Auf den Scheinen des Glauchau-Meeraner Bierkrieg´s ist in abgewandelter humoristischer Form eine wahre Begebenheit aus dem Jahre 1702 dargestellt. Den Streit über die Qualität des Glauchauer und Meeraner Bieres soll der Glauchauer Bäckergeselle (Weißbäcker) Melchior Lämmel - 1698 nach über 14jährigem Aufenthalt aus Ostindien zurückgekehrt - geschlichtet haben. Gleichzeitig damit soll er aber die Ursache für den folgenden Bierkrieg geliefert haben.
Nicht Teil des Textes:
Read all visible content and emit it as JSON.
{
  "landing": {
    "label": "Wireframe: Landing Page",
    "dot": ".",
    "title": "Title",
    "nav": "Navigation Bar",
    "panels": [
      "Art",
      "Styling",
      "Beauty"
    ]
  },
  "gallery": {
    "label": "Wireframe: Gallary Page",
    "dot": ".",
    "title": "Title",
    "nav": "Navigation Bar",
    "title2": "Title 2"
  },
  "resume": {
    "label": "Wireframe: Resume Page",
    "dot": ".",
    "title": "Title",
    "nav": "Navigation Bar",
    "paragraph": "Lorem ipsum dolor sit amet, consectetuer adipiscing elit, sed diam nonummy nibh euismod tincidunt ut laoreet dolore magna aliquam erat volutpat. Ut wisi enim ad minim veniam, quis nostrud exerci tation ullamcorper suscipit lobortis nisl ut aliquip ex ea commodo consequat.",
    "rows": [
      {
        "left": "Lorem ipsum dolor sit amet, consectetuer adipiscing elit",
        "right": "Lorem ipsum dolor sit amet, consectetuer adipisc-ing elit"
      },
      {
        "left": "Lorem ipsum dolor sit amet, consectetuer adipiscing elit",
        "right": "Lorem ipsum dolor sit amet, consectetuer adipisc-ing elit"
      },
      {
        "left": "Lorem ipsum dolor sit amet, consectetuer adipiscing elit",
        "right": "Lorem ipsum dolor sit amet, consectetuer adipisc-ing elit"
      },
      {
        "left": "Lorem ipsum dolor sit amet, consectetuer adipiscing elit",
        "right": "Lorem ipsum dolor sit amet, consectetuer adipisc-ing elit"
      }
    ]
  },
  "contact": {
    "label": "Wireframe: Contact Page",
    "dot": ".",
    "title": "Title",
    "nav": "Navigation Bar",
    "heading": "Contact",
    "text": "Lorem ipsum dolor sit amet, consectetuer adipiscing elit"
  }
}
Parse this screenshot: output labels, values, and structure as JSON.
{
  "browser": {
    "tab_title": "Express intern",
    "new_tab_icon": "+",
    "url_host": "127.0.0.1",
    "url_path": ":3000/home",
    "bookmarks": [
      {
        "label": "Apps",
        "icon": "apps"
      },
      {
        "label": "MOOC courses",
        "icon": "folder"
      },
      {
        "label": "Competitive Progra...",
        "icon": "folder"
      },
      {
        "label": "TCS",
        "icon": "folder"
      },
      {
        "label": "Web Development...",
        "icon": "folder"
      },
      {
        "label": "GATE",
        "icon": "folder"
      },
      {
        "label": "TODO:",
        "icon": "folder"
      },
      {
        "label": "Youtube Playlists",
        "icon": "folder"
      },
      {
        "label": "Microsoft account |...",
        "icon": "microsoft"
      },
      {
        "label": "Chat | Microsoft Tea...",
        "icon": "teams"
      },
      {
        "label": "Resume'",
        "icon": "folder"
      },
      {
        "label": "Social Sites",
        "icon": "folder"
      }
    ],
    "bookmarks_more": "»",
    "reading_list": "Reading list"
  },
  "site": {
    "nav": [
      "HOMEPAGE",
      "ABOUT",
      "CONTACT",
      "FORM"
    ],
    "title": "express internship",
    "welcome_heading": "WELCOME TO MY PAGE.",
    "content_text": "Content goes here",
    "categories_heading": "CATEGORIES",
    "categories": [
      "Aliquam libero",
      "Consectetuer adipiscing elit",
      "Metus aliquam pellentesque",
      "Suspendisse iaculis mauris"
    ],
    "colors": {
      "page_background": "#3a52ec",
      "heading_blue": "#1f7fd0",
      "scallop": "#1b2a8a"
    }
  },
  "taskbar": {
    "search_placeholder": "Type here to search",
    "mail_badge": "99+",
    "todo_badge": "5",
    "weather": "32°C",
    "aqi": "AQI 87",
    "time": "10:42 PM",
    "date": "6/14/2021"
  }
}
    Am 17. Oktober fiel die brauende Bürgerschaft nach Schönbörnchen aus und tranken beim Mehlhans ein Viertel Bier aus (natürlich ohne zu bezahlen!), das von Meerane eingeführt worden war. Am 25. Oktober wurde der Ausfall wiederholt, und es wurden zwei Viertel Meeranisches Bier ausgetrunken. Aber der Hauptmann von der Mosel stellte sich, als Gerichtsherr, mit seinen Leuten und Untertanen von Oberschindmaas zur Wehre und schoss vier mal unter die Glauchauer Bürger, tötete aber dabei seinen eigenen Richter. Doch wurden auch viele von den Bürgern verletzt. Der Hauptmann von der Mosel selbst wurde in seine beiden Hände gehauen und zwei Flinten wurden auf seinem Kopf zerschlagen.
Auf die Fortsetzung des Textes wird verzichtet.